In Racists have never seen the sea, Rodney Saint-Éloi and Yara El-Ghadban refuse miracle solutions, but offer several remedies. In this river-book, which is in the epistolary genre, the initiatory narrative, literary criticism, historical commentary and political pamphlet, Rodney Saint-Éloi and Yara El-Ghadban draw up an exhaustive portrait of the manifestations of racism. However, they take care to preserve a space for dreams and for a certain art of living, considered here as intimate ramparts against the attacks suffered on a daily basis.

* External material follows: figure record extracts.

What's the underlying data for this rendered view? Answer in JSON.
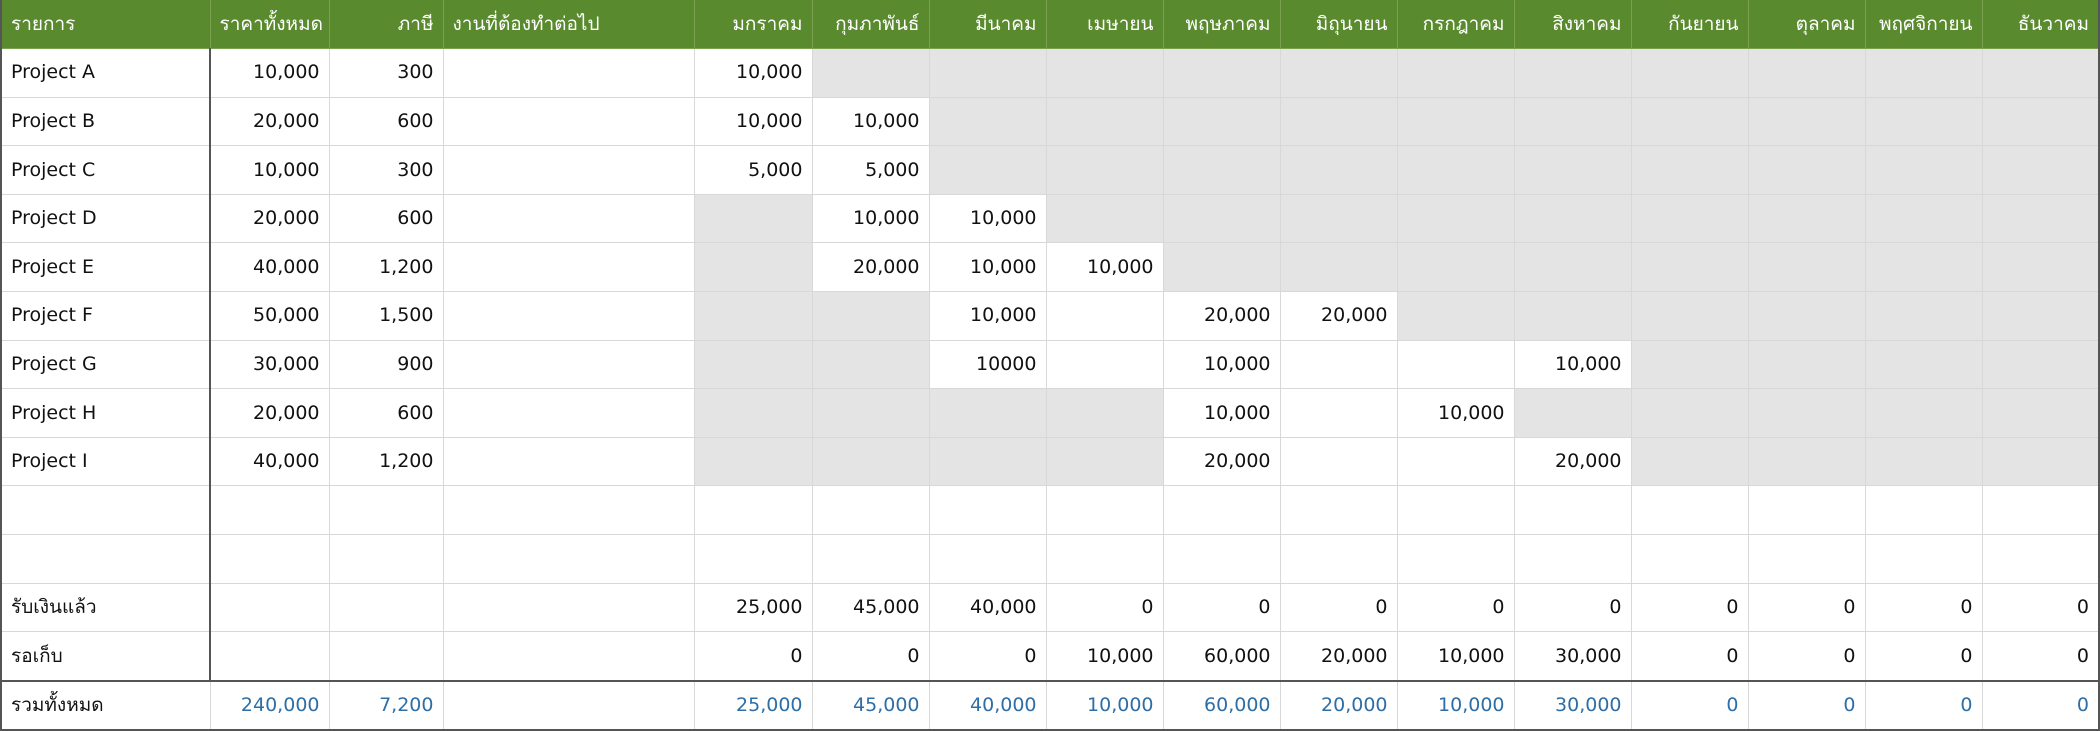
{
  "headers": [
    "รายการ",
    "ราคาทั้งหมด",
    "ภาษี",
    "งานที่ต้องทำต่อไป",
    "มกราคม",
    "กุมภาพันธ์",
    "มีนาคม",
    "เมษายน",
    "พฤษภาคม",
    "มิถุนายน",
    "กรกฎาคม",
    "สิงหาคม",
    "กันยายน",
    "ตุลาคม",
    "พฤศจิกายน",
    "ธันวาคม"
  ],
  "rows": [
    {
      "name": "Project A",
      "total": "10,000",
      "tax": "300",
      "task": "",
      "months": [
        "10,000",
        "",
        "",
        "",
        "",
        "",
        "",
        "",
        "",
        "",
        "",
        ""
      ],
      "shaded": [
        false,
        true,
        true,
        true,
        true,
        true,
        true,
        true,
        true,
        true,
        true,
        true
      ]
    },
    {
      "name": "Project B",
      "total": "20,000",
      "tax": "600",
      "task": "",
      "months": [
        "10,000",
        "10,000",
        "",
        "",
        "",
        "",
        "",
        "",
        "",
        "",
        "",
        ""
      ],
      "shaded": [
        false,
        false,
        true,
        true,
        true,
        true,
        true,
        true,
        true,
        true,
        true,
        true
      ]
    },
    {
      "name": "Project C",
      "total": "10,000",
      "tax": "300",
      "task": "",
      "months": [
        "5,000",
        "5,000",
        "",
        "",
        "",
        "",
        "",
        "",
        "",
        "",
        "",
        ""
      ],
      "shaded": [
        false,
        false,
        true,
        true,
        true,
        true,
        true,
        true,
        true,
        true,
        true,
        true
      ]
    },
    {
      "name": "Project D",
      "total": "20,000",
      "tax": "600",
      "task": "",
      "months": [
        "",
        "10,000",
        "10,000",
        "",
        "",
        "",
        "",
        "",
        "",
        "",
        "",
        ""
      ],
      "shaded": [
        true,
        false,
        false,
        true,
        true,
        true,
        true,
        true,
        true,
        true,
        true,
        true
      ]
    },
    {
      "name": "Project E",
      "total": "40,000",
      "tax": "1,200",
      "task": "",
      "months": [
        "",
        "20,000",
        "10,000",
        "10,000",
        "",
        "",
        "",
        "",
        "",
        "",
        "",
        ""
      ],
      "shaded": [
        true,
        false,
        false,
        false,
        true,
        true,
        true,
        true,
        true,
        true,
        true,
        true
      ]
    },
    {
      "name": "Project F",
      "total": "50,000",
      "tax": "1,500",
      "task": "",
      "months": [
        "",
        "",
        "10,000",
        "",
        "20,000",
        "20,000",
        "",
        "",
        "",
        "",
        "",
        ""
      ],
      "shaded": [
        true,
        true,
        false,
        false,
        false,
        false,
        true,
        true,
        true,
        true,
        true,
        true
      ]
    },
    {
      "name": "Project G",
      "total": "30,000",
      "tax": "900",
      "task": "",
      "months": [
        "",
        "",
        "10000",
        "",
        "10,000",
        "",
        "",
        "10,000",
        "",
        "",
        "",
        ""
      ],
      "shaded": [
        true,
        true,
        false,
        false,
        false,
        false,
        false,
        false,
        true,
        true,
        true,
        true
      ]
    },
    {
      "name": "Project H",
      "total": "20,000",
      "tax": "600",
      "task": "",
      "months": [
        "",
        "",
        "",
        "",
        "10,000",
        "",
        "10,000",
        "",
        "",
        "",
        "",
        ""
      ],
      "shaded": [
        true,
        true,
        true,
        true,
        false,
        false,
        false,
        true,
        true,
        true,
        true,
        true
      ]
    },
    {
      "name": "Project I",
      "total": "40,000",
      "tax": "1,200",
      "task": "",
      "months": [
        "",
        "",
        "",
        "",
        "20,000",
        "",
        "",
        "20,000",
        "",
        "",
        "",
        ""
      ],
      "shaded": [
        true,
        true,
        true,
        true,
        false,
        false,
        false,
        false,
        true,
        true,
        true,
        true
      ]
    },
    {
      "name": "",
      "total": "",
      "tax": "",
      "task": "",
      "months": [
        "",
        "",
        "",
        "",
        "",
        "",
        "",
        "",
        "",
        "",
        "",
        ""
      ],
      "shaded": [
        false,
        false,
        false,
        false,
        false,
        false,
        false,
        false,
        false,
        false,
        false,
        false
      ]
    },
    {
      "name": "",
      "total": "",
      "tax": "",
      "task": "",
      "months": [
        "",
        "",
        "",
        "",
        "",
        "",
        "",
        "",
        "",
        "",
        "",
        ""
      ],
      "shaded": [
        false,
        false,
        false,
        false,
        false,
        false,
        false,
        false,
        false,
        false,
        false,
        false
      ]
    },
    {
      "name": "รับเงินแล้ว",
      "total": "",
      "tax": "",
      "task": "",
      "months": [
        "25,000",
        "45,000",
        "40,000",
        "0",
        "0",
        "0",
        "0",
        "0",
        "0",
        "0",
        "0",
        "0"
      ],
      "shaded": [
        false,
        false,
        false,
        false,
        false,
        false,
        false,
        false,
        false,
        false,
        false,
        false
      ]
    },
    {
      "name": "รอเก็บ",
      "total": "",
      "tax": "",
      "task": "",
      "months": [
        "0",
        "0",
        "0",
        "10,000",
        "60,000",
        "20,000",
        "10,000",
        "30,000",
        "0",
        "0",
        "0",
        "0"
      ],
      "shaded": [
        false,
        false,
        false,
        false,
        false,
        false,
        false,
        false,
        false,
        false,
        false,
        false
      ]
    }
  ],
  "footer": {
    "name": "รวมทั้งหมด",
    "total": "240,000",
    "tax": "7,200",
    "task": "",
    "months": [
      "25,000",
      "45,000",
      "40,000",
      "10,000",
      "60,000",
      "20,000",
      "10,000",
      "30,000",
      "0",
      "0",
      "0",
      "0"
    ]
  },
  "colors": {
    "header_bg": "#5a8a2e",
    "header_text": "#ffffff",
    "shade": "#e4e4e4",
    "total_text": "#2e6ea6",
    "grid": "#d8d8d8"
  }
}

Starting from the idea of a glossary – or rather of an anti-glossary – where each word would be turned over to show the reverse, the authors weave with four hands stories which hollow out the meaning of universal words like “sea” , “Border” and “passage”, but also words frequently pronounced in recent years, such as “ally” and “diversity”. “We invent a word to find a solution, without considering that it is perhaps fear that is the problem, and not diversity,” writes Yara El-Ghadban.
Through the words and the stories they discuss, the unspoken systems that breed violence emerge: on the basis of names (“ […] names in “ius” [comme Exélius] do not pass in the company, that makes too peasant ”), by the legal denial of the existence of a territory (“ I do not see Palestine in the list of countries. You mean Israel? ”), or by the denigration of certain accents, certain bodies, etc. Invisible systems since those who escape this violence sometimes struggle to recognize them.
Hence the need to tell. Telling against official silence, but also because the stories are woven from dreams. Literature is the tool of dreams, the first stone of its realization in reality. Thus, the words of Aimé Césaire, Mahmoud Darwich, Toni Morrison, Gaston Miron and Thousand and one Night circulate in the book like so many portents of a world where we will live better.
Although they have chosen to write this book together, the authors do not speak with the same voice. For example, for Rodney Saint-Éloi, a Creole speaker, the French language learned at school is associated with the early harnessing of expression, with the sweeping under the carpet of the world of sensations associated with childhood.
In contrast, for Yara El-Ghadban, who first learned Arabic and English, French symbolizes the emancipation of the inheritance received, the opportunity to be born to herself by means that ‘she chose. “21% of Montrealers juggle three languages. The tension between English and French misses a more complex reality and invites us to consider other issues […]. Can we consider other relationships to language than identity? She writes.
After reading, has racism been given a clear definition, sending us back to sleep soundly? As a remedy, the authors recommend instead to fully embrace “[…]the dizziness that seizes [soi] assoon as [l’on] take a step towards the other ”. So can we put aside the assigned roles and ready-made ideas.